慰安婦問題でソウル中央地裁の新しい判断が示された。前回の判決をくつがえし、国家は外国の裁判権から免除されるというものだ。現在の国際法の水準からして妥当な判決だと言えるだろう。

 

 しかし、「当たり前だろ、国家が裁かれるなんてあり得ない」なんて思ってはいけない。というか、なぜ主権免除の国際法が確立しているかというと、国際関係において国家は特別な地位にあるからということを、ちゃんと知るべきだ。何が特別かと言えば、唯一、外交交渉をできるということだ。

 

 民間人(企業も含め)は主権免除の対象にならない。
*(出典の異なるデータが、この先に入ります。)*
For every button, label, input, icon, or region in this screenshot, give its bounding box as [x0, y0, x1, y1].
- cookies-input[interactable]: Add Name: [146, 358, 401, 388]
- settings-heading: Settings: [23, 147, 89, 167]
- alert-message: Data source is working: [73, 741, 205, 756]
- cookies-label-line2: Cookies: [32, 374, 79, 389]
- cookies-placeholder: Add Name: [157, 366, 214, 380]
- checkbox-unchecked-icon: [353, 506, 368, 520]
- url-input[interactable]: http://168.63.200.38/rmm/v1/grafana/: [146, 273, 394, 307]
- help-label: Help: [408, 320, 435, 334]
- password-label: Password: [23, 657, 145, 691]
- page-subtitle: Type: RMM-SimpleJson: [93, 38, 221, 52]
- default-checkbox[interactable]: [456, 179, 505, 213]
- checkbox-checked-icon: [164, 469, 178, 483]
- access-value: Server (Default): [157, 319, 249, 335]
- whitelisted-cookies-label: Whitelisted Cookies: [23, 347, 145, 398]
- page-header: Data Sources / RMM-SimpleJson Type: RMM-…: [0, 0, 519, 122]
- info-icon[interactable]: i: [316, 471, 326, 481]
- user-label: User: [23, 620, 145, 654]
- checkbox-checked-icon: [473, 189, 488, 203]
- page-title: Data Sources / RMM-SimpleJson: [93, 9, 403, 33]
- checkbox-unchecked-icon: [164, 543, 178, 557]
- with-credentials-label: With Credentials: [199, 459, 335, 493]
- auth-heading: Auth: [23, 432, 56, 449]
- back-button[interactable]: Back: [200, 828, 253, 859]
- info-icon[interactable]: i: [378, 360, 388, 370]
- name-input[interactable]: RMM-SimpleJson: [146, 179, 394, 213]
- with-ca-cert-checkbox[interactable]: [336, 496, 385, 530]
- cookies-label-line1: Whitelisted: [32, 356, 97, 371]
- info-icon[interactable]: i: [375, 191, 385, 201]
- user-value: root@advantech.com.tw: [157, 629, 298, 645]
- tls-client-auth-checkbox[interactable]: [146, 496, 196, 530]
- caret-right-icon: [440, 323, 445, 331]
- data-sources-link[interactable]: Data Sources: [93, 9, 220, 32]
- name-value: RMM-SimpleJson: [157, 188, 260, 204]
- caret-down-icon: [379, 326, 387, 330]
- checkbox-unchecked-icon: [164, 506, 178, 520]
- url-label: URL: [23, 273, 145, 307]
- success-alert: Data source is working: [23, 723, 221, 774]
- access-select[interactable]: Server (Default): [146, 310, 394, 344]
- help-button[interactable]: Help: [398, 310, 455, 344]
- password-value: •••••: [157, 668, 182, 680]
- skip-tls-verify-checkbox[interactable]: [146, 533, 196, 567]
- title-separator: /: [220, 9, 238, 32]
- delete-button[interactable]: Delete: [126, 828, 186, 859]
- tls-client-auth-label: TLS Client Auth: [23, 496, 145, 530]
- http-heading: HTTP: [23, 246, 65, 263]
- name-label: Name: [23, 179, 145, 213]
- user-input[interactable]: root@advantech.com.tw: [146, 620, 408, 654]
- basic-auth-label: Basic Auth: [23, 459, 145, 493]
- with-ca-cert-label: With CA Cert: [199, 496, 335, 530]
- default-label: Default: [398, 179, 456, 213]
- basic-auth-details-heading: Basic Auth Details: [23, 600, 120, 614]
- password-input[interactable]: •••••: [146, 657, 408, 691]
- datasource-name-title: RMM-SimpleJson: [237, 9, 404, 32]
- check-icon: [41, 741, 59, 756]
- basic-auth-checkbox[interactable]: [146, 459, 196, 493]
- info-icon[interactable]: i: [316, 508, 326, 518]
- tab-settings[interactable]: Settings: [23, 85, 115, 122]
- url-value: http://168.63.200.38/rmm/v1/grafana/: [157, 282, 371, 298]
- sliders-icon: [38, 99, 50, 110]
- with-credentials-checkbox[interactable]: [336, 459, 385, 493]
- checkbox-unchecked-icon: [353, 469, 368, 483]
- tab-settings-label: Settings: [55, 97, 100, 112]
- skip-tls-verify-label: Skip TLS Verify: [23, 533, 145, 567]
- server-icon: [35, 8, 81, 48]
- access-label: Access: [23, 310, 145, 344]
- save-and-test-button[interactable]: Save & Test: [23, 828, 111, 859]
だから、徴用工問題で、日本の企業が韓国の裁判で訴追されても、「外国の裁判権には服せない」と開き直ることができない。いやでも裁判闘争を闘うことになる。

 

 国家は民間人と違って、相手の国と外交交渉ができる。その結果、ある国の行為が外国で問題になったとして、裁判で決着をつけるのではなく、国と国が交渉して解決しなさいということで、主権免除の法理が定着してきたわけである。

 

 つまり、ソウル地裁でああいう判決があったということは、これで問題にならないということではない。どうやって外交交渉に臨むかを、日韓両政府は真剣に考えなければならないということなのだ。

 

 そして、外交交渉のベースはすでに存在している。2015年の日韓政府合意である。文在寅大統領が正式な合意と認めたのだから。日本政府はこれがベースになることに、もとから異論はなかろう。心を広くして受け入れるべきだ。

 

 問題は運動団体だ。だが、昨日紹介したように、その運動団体の理論的支柱だった方々が、あのような声明を発している。あとは韓国の運動団体だが、河野談話も2015年合意も全否定した挺対協(正義連)は、かつてのような役割を果たせなくなっている。過去の合意をベースにしてもバッシングされない状況が生まれているので、誰かがまとめ役として登場してほしい。がんばれば、関係者が同じ方向を向いて努力することができるはずだ。